HEALTHY EATING OVER 50
When reaching 50 years old metabolism slows and energy needs decline so it’s important to eat a healthy diet. The benefits of eating healthy include boosting immune response, good energy levels, optimal mental health, and better management of chronic illness.
HOW MUCH SHOULD YOU EAT OVER 50?
FOR MEN (average height 5’9”)
INACTIVE—2000 calories/day
SOMEWHAT ACTIVE—2300 calories/day
ACTIVE—2600 calories/day
FOR WOMEN (average height 5’4”)
INACTIVE—1600 calories/day
SOMEWHAT ACTIVE—1800 calories/day
ACTIVE—2100 calories/day
Calorie needs will vary if you are taller or shorter, overweight or underweight, extremely inactive or extremely active.
KEY NUTRIENTS OF A HEALTHY DIET OVER 50
WATER
Staying hydrated is important. Water aids in organ function, joint lubrication, regularity, mental sharpness and mood, and ideal body temperature.
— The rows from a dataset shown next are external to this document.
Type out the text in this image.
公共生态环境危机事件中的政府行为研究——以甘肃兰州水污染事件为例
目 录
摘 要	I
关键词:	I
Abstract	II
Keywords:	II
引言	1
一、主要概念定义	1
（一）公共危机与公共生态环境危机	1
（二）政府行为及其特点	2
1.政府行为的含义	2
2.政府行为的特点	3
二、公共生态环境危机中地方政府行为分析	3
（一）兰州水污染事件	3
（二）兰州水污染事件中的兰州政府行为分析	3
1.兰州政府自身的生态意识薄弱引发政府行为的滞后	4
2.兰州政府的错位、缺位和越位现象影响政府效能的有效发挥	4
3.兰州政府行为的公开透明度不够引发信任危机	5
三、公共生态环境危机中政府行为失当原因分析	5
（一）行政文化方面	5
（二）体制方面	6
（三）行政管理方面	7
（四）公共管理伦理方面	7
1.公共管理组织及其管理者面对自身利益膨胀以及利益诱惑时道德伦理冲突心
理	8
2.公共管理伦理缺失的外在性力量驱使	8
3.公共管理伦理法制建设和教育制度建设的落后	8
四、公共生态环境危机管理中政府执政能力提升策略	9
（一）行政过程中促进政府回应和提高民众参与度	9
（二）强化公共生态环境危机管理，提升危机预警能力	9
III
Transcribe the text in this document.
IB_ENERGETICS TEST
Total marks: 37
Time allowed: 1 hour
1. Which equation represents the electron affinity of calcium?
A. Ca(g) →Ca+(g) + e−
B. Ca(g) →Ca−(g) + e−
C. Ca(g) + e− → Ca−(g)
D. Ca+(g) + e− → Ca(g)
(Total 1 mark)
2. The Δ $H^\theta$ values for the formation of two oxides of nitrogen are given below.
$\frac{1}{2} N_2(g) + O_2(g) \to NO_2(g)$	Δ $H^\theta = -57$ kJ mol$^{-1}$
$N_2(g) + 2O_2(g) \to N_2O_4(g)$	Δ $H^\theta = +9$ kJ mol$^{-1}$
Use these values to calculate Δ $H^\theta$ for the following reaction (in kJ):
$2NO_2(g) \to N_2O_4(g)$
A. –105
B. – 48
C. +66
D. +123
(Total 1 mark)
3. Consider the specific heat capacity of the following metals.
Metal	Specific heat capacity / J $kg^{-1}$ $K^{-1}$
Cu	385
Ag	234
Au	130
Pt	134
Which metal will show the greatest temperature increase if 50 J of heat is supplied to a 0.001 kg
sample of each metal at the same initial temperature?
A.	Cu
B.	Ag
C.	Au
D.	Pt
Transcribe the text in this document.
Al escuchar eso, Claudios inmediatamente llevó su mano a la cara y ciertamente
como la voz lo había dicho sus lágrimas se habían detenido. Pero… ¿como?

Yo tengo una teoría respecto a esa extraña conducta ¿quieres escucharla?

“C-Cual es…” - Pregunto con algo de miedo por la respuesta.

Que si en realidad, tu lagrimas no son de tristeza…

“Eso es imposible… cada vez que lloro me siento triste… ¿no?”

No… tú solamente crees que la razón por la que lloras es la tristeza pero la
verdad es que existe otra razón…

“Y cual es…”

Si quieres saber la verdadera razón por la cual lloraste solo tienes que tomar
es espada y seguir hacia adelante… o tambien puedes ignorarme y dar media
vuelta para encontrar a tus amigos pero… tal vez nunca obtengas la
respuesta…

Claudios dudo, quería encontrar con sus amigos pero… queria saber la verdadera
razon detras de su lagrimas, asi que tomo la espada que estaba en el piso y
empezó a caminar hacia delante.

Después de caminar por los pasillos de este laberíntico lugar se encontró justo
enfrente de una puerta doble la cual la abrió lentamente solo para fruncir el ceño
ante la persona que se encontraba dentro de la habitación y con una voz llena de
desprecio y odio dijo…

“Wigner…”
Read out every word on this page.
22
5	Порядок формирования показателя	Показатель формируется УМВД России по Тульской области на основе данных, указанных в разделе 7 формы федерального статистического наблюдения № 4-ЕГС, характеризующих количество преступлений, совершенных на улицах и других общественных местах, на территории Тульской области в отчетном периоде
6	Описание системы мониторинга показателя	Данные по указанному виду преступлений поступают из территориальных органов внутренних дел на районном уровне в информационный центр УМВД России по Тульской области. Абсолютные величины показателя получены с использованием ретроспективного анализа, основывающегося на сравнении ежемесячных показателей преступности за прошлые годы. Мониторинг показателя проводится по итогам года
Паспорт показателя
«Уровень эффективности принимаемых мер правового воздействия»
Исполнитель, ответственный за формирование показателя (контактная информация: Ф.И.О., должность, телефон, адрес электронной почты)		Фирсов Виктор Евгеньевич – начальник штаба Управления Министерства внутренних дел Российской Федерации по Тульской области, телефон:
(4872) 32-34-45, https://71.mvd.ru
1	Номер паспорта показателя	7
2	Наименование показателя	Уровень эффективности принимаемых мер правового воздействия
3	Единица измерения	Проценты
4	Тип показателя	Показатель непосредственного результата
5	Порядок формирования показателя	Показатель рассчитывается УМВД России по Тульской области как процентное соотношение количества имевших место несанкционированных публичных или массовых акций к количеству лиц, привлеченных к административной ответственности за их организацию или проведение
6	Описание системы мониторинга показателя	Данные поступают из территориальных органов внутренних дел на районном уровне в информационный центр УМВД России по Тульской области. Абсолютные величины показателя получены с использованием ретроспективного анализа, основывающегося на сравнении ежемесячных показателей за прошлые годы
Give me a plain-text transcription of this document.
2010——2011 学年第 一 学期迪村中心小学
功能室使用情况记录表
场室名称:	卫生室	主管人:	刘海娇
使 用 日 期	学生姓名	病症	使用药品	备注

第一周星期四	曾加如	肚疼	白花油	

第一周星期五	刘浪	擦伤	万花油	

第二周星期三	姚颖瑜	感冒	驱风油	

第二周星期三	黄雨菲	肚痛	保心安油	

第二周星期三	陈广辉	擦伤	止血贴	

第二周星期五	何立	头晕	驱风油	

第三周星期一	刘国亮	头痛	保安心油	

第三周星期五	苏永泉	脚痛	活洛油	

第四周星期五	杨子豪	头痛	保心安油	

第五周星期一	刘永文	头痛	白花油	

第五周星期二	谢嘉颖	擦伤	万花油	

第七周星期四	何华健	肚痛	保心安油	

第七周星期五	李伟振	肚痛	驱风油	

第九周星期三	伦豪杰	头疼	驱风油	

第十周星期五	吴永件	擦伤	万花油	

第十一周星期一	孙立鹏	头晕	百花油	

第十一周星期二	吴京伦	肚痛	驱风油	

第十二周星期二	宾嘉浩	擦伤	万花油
As we become older, we lose some of our ability to regulate fluid levels and our body’s sense of thirst declines. Try to sip water throughout the day and drink a glass with most meals. Add lemon slices, cut up cucumber or other fruits for a naturally infused beverage. Try to limit beverages that can lead to dehydration such as caffeinated drinks and alcohol. Older adults should drink 6-8 cups/day.
VITAMIN B12
After the age of 50, the stomach starts to produce less gastric acid making it harder to absorb B12, as well as producing less intrinsic factor which is needed for B12 absorption. Vitamin B12 plays a role in the nervous system, blood formation and DNA synthesis. Good sources include beef, chicken, turkey, fish, eggs, dairy, fortified cereals, and nutritional yeast.
VITAMIN D
We get most of our Vitamin D through sun exposure and certain foods such as fatty fish, egg yolk, and fortified milks. As we age the skin becomes less efficient at synthesizing Vitamin D. It’s common to take a Vitamin D supplement if your levels are low or you have limited sun exposure.
LOOK AT YOUR PLATE TO FIND THE NUTRIENTS YOU NEED
1/4-1/2 of plate, salads, greens, and vegetables.
1/4 of plate, grains and starches, especially whole grains and higher fiber foods.
1/4 of plate, lean protein (grilled, baked, broiled, skinless, trim visible fat).
1/4 or less of plate, fresh fruits.
Not on plate, dairy, such as 1 cup low fat/skim milk or 6 oz low fat yogurt.